Disponible pour l’instant seulement pour Gmail pour Chrome, l’application s’ajoute à votre webmail. Lorsque vous rédigez un mail, elle vous propose de vous renseigner sur votre correspondant et établit son profil psychologique par l’analyse des contenus qu’il a posté sur le web social. Puis Crystal Knows vous dresse une liste de recommandations pour mieux rédiger votre message. Outre des conseils généraux, il vous fait des conseils sur le style à employer (écrivez des phrases courtes, utilisez un langage familier ou soutenu, utilisez des formules de politesse ou n’utilisez pas de salutations formelles), mais également des conseils sur comment mieux capter son attention ou comment avoir un échange avec cette personne pour lui vendre quelque chose. Ces recommandations sont pour l’instant assez basiques, mais, en s’adaptant au profil de chaque utilisateur, elles soulignent ce à quoi votre interlocuteur devrait être sensible ou allergique, pour mieux engager la conversation avec lui.

CrystalHGprofil
Image : Mon profil psychologique établi par Crystal Knows. Indice de confiance : 40 %. Hubert est très orienté relation et sincère.

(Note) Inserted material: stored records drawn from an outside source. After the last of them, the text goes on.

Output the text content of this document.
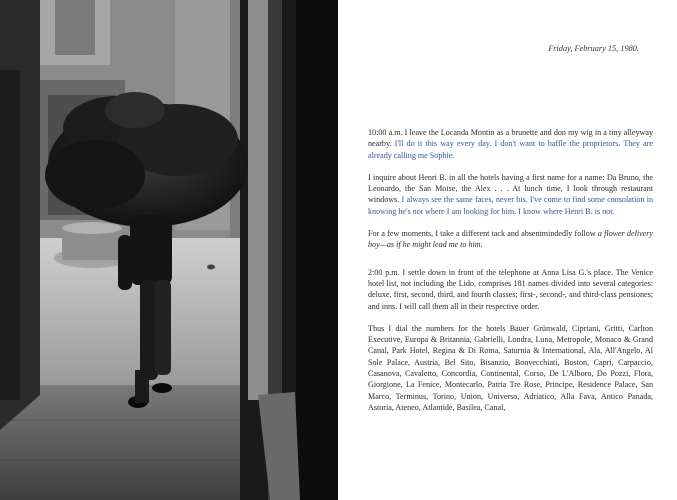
Friday, February 15, 1980.

10:00 a.m. I leave the Locanda Montin as a brunette and don my wig in a tiny alleyway nearby. I'll do it this way every day. I don't want to baffle the proprietors. They are already calling me Sophie.

I inquire about Henri B. in all the hotels having a first name for a name: Da Bruno, the Leonardo, the San Moise, the Alex . . . At lunch time, I look through restaurant windows. I always see the same faces, never his. I've come to find some consolation in knowing he's not where I am looking for him. I know where Henri B. is not.

For a few moments, I take a different tack and absentmindedly follow a flower delivery boy—as if he might lead me to him.

2:00 p.m. I settle down in front of the telephone at Anna Lisa G.'s place. The Venice hotel list, not including the Lido, comprises 181 names divided into several categories: deluxe, first, second, third, and fourth classes; first-, second-, and third-class pensiones; and inns. I will call them all in their respective order.

Thus I dial the numbers for the hotels Bauer Grünwald, Cipriani, Gritti, Carlton Executive, Europa & Britannia, Gabrielli, Londra, Luna, Metropole, Monaco & Grand Canal, Park Hotel, Regina & Di Roma, Saturnia & International, Ala, All'Angelo, Al Sole Palace, Austria, Bel Sito, Bisanzio, Bonvecchiati, Boston, Capri, Carpaccio, Casanova, Cavaletto, Concordia, Continental, Corso, De L'Alboro, Do Pozzi, Flora, Giorgione, La Fenice, Montecarlo, Patria Tre Rose, Principe, Residence Palace, San Marco, Terminus, Torino, Union, Universo, Adriatico, Alla Fava, Antico Panada, Astoria, Ateneo, Atlantide, Basilea, Canal,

Il préfère un plan établit que d’aller à l’aventure.

Quand vous parlez avec Hubert : préférez présenter votre projet avec politesse et respect (plutôt que de manière audacieuse) ; parlez-lui de philosophie ou d’idées abstraites ; ne le mettez pas sur la sellette ; faites attention à ne pas être véhément.

Quand vous envoyez un e-mail à Hubert : signalez vos points communs comme des relations ou des centres d’intérêt ; utilisez une phrase pour exprimer vos remerciements pour son temps ; commencez par vous présenter ; n’écrivez pas d’une façon qui puisse sembler froide ou rapide.

Quand vous travaillez avec Hubert : si vous argumentez, prenez en considération ses sentiments ; apportez une critique objective et bienveillante ; ne soyez pas froissé s’il est un peu en retard ; ne lui offrez pas de critique constructive mal taillée.

Quand vous voulez vendre quelque chose à Hubert : parlez-lui de choses qui n’ont rien à voir avec le travail ; posez-lui des questions sur ses réalisations passées ; ne vous inquiétez pas de lui demander sa permission avant de l’appeler ; ne prévoyez pas d’heure de fin pour vos appels ou réunions.

Il est naturel pour Hubert de : réconforter quelqu’un dans des situations douloureuses ; de percevoir facilement les émotions des autres ; de chercher le consensus du groupe avant d’agir ; de se sentir obligé d’aider les autres.

Il n’est pas naturel pour Hubert de : prendre la parole pour ramener tout le monde au sujet lors d’une réunion ; de se sentir anxieux des décisions prises par d’autres à son propos ; de dire quelque chose crûment qui offenserait accidentellement quelqu’un ; d’être froissé si quelqu’un arrive en retard à un rendez-vous.

Pas sûr que toutes ces recommandations fonctionnent, mais certaines semblent assez adaptées.

Le fondateur de Crystal Knows, Drew D’Agostino pense que son programme peut aider les gens à renforcer leurs relations. « Tout le monde est anxieux à l’idée d’envoyer un e-mail. Cristal ne vous aide pas à être un robot et à envoyer des e-mails préprogrammés. Il aide les gens à comprendre comment écrire aux autres. » Dans le but de mieux se faire comprendre…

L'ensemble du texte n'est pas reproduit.